Under the premise, though, that animal labour can constitute enjoyable and beneficial work for animals without exploitation, humans would also need to build new connections with and models of compassion for animals. Conceptualising good work or humane jobs for animals, ultimately presupposes sympathising with animals and their individual needs. If conceptualised with the question of what humans can do for animals in mind and not the other way around, animal labour has the potential of transforming the human-animal relationship for the better.

Human-animal relationships have perpetually been inconsistent as “some animals were more equal than others” (Ritvo 2007, 120), but farm animals need not be forgotten. As Ritvo (2007, 121) reminds us, when Mary Wollstonecraft wrote A Vindication of the Rights of Woman in 1792, she was ridiculed “on the grounds that if rights were granted to women, farmyard animals would be next in line”. This historical anecdote obviously shows male contempt for women. Moreover, it shows the unwillingness to recognise women as persons and, therefore, as individuals. As women have been, and depending on the societal context still frequently are, farm animals are denied any individuality regarding their character and needs. Thus, it is time for farm animals to be next in line. Finding new ways of relating with farm animals and including them, as Coulter suggests, e.g., as care workers on care farms, would radically change the human-animal relationship.

In 2016, Disney released their Oscar winning animated movie Zootopia. In Zootopia, mammals, who overcame the antagonism between predators and pray, are living and working together. Suspiciously missing from the utopian picture are humans. Whether animal labour could eventually lead to good lives for all animals depends, ultimately, on humans’ willingness to imagine a different human-animal relationship and to live as mammals alongside other animals. Cows as care workers do not seem to be realistic yet, imagining the idea, though, would be the first step towards a “zootopian” future with humans living and working together with other animals, having overcome their patriarchal hierarchies.

 

[1] See Millett (2016[1969]), Firestone (1970), and Dworkin (1974). For a non-Western critique see Ueno (1998, 116–118).

[2] See Rubin (1993).

[3] The debates surrounding the so-called “sex wars” of the 1970’s and 1980’s are too complex to summarise in their entirety. Still, in short: Whereas feminist theory, as exemplified by Millett, identified a continuation of male sexual power between the ideologies of conservatism and liberalism, thus advocating for radical change, the sex positivity movement, in its attempt to counter conservatism, saw a politically incorrect sexuality, as defined from a conservative perspective, as individual sexual liberation. Furthermore, feminist critique of male sexual power within liberalism was portrayed as being conservative itself and, thus, anti-sex.

[4] For a thorough analysis of prostitution as exploitation and violence see MacKinnon (2011).

[5] For an account on animals in colonial warfare see Hevia (2018), for a fictional letter from Cher Ami, a pigeon used by the U.S. army in World War I, to his general see Lindahl (2014).

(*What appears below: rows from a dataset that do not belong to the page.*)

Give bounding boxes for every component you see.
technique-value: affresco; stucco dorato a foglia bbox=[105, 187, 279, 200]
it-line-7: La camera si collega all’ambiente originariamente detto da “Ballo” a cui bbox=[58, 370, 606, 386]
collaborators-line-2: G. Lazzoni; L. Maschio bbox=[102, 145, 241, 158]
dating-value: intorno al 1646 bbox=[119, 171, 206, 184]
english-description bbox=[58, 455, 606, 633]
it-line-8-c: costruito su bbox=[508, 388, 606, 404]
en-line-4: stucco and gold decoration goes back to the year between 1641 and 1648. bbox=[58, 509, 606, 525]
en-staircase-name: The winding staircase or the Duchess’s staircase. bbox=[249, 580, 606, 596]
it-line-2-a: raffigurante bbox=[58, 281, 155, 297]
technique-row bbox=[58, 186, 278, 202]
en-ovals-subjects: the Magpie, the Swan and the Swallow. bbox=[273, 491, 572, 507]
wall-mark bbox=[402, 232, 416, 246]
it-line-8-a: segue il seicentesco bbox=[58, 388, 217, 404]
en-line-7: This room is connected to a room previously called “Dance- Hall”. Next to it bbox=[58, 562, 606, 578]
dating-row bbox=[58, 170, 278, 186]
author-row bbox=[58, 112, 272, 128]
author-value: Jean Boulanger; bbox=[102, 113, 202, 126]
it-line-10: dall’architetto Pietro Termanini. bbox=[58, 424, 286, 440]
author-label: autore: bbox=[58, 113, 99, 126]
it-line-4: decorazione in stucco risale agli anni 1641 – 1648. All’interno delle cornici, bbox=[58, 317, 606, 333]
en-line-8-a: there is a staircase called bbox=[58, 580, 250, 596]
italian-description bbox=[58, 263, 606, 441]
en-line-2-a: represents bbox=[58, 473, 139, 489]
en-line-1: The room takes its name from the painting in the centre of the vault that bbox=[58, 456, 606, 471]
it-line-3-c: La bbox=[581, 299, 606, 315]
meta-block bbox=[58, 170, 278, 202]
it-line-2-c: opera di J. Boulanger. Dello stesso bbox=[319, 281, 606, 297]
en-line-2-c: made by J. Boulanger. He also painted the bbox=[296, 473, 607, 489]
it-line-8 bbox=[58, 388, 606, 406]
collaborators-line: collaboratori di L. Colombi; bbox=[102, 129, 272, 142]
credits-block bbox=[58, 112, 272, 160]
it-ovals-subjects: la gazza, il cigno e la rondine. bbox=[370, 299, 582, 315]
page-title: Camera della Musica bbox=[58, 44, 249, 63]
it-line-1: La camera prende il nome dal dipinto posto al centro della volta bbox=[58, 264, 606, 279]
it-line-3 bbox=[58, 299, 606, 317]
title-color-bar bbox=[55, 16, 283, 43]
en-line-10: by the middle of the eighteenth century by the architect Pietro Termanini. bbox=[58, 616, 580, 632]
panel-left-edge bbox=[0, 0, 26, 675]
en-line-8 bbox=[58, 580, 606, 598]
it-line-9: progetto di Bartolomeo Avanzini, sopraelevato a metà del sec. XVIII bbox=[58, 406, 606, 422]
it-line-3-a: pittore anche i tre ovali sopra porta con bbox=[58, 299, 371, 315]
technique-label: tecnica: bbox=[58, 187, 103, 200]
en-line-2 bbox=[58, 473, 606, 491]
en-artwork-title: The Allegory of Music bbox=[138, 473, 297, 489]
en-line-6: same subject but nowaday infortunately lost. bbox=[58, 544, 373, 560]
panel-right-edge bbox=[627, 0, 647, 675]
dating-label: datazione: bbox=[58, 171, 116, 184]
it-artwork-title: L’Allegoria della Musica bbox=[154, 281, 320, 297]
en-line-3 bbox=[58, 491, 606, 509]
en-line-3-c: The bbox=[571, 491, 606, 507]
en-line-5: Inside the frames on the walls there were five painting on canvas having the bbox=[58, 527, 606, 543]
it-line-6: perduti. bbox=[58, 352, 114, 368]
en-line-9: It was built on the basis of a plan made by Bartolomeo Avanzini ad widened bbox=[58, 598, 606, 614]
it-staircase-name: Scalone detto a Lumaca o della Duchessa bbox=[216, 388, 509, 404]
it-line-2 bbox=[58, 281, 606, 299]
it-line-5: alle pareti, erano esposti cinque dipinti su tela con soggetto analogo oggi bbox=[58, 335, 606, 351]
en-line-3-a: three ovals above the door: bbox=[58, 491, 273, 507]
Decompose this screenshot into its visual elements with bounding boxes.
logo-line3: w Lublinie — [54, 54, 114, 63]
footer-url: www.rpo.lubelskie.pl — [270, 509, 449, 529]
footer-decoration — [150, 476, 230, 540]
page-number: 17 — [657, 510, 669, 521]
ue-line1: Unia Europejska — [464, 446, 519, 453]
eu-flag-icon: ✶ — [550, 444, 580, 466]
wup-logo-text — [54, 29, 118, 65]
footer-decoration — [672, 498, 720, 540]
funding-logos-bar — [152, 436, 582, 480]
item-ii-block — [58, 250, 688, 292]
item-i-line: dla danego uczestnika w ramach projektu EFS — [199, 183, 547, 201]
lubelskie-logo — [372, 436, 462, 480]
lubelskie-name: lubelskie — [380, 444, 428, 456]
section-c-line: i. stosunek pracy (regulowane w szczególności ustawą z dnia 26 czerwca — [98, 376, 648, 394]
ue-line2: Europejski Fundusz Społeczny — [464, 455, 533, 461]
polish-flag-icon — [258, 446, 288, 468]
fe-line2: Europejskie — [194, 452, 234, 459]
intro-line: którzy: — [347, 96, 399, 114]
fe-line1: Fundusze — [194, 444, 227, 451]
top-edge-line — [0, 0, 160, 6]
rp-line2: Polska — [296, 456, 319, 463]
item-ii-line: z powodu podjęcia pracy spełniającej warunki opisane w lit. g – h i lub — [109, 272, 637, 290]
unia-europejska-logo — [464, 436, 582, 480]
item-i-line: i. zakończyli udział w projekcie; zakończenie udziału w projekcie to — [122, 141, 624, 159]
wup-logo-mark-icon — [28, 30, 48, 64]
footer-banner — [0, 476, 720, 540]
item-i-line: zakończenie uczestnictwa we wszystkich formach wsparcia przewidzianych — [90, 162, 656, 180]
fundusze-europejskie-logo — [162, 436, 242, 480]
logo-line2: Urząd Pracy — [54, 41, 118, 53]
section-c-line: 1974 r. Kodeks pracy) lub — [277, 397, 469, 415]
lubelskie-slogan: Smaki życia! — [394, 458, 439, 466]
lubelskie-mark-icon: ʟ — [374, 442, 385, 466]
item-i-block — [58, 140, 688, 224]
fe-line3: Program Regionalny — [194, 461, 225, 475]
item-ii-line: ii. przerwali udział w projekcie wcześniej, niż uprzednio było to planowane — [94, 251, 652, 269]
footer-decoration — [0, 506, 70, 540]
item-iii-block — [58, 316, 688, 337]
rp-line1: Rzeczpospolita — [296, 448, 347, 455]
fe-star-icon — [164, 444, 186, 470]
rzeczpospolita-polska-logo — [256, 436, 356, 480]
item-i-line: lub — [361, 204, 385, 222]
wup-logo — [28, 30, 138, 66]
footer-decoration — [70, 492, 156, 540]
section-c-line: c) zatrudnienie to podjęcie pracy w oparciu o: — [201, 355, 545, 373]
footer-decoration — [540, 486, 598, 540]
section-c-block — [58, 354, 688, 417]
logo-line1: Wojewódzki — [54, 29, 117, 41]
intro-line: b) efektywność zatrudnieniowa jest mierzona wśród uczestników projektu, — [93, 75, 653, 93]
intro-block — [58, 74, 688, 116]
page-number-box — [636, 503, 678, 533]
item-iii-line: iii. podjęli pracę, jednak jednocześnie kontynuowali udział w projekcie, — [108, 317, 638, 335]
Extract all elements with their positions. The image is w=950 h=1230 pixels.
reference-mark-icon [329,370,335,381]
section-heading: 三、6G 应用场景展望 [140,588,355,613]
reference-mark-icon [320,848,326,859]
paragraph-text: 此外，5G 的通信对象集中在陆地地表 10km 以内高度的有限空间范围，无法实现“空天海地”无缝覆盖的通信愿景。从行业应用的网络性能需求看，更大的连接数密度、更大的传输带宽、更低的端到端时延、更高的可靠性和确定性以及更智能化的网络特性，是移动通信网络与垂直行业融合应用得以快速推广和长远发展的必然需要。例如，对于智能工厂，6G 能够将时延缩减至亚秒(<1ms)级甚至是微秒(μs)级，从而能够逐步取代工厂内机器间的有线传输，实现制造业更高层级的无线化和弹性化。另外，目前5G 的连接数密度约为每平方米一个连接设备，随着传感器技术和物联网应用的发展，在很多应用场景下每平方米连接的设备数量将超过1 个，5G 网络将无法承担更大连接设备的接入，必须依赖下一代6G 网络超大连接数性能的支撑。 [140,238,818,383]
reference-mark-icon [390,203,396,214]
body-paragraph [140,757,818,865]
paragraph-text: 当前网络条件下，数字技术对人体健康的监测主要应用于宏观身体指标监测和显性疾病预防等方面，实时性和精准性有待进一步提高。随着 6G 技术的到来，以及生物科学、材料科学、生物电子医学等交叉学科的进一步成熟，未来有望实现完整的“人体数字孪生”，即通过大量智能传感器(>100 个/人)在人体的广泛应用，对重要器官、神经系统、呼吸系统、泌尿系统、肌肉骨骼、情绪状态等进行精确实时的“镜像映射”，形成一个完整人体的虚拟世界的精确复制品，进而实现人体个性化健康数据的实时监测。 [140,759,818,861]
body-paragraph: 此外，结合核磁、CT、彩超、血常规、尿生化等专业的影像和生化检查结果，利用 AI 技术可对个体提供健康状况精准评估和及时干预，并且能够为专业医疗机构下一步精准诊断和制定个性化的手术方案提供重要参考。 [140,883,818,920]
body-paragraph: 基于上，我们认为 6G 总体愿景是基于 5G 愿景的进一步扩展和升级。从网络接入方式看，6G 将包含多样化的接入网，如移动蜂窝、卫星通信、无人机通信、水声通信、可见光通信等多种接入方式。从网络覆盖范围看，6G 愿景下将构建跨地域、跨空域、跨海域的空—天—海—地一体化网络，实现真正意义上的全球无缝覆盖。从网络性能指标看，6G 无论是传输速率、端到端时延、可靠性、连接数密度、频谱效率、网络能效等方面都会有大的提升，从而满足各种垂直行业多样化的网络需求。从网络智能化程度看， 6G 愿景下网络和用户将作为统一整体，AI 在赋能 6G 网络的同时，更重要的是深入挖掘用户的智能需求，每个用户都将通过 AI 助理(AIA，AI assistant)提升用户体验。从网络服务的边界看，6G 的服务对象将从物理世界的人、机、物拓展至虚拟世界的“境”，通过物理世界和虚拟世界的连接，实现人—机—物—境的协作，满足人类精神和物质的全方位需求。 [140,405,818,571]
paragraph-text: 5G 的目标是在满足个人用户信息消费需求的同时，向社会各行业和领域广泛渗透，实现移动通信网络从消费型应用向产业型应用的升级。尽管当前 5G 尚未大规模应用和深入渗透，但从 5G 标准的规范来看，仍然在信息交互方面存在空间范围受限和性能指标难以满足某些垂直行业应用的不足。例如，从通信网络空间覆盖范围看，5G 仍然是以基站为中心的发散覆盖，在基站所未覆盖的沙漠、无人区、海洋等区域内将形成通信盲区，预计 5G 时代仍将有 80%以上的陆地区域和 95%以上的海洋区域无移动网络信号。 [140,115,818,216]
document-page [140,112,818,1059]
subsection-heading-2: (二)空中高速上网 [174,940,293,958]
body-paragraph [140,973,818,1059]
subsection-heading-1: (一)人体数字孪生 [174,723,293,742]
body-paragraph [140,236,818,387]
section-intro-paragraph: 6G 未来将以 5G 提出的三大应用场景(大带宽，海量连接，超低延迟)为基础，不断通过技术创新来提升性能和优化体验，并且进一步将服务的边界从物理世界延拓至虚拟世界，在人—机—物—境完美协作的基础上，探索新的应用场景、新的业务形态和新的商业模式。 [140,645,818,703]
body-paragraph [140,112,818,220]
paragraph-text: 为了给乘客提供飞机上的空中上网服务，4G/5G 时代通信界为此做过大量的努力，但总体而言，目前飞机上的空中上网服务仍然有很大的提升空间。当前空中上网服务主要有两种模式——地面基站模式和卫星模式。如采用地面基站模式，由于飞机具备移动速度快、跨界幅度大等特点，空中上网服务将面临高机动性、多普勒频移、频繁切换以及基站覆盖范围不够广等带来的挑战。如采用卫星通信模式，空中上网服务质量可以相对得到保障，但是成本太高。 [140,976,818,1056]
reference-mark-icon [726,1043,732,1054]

[6] For dogs in the police and military forces see Mouret, Porcher & Mainix (2019), for an account on guide dogs see Mouret (2019), and for dogs in conservation work see D’Souza, Hovorka & Niel (2020).

[7] For an account on the work with horses and the different kinds of relationships humans form with horses on small horse farms see Andersson Cederholm (2014). For an examination of horses’ commitment to work see Porcher & Nicod (2019), and for horses working as draft horses in viticulture see Mulier & Müller (2019).

[8] In addition, Estebanez, Porcher & Douine (2019) discuss animals as actors.

[9] Wadiwel (2020, 197), additionally, suggests from a Marxist perspective that not only unnecessary suffering needs to be reduced but also unnecessary labour, since animals have the right not only to a life free of suffering, but also “to enjoy time during their lives that is not dominated by the processes we thrust them into”.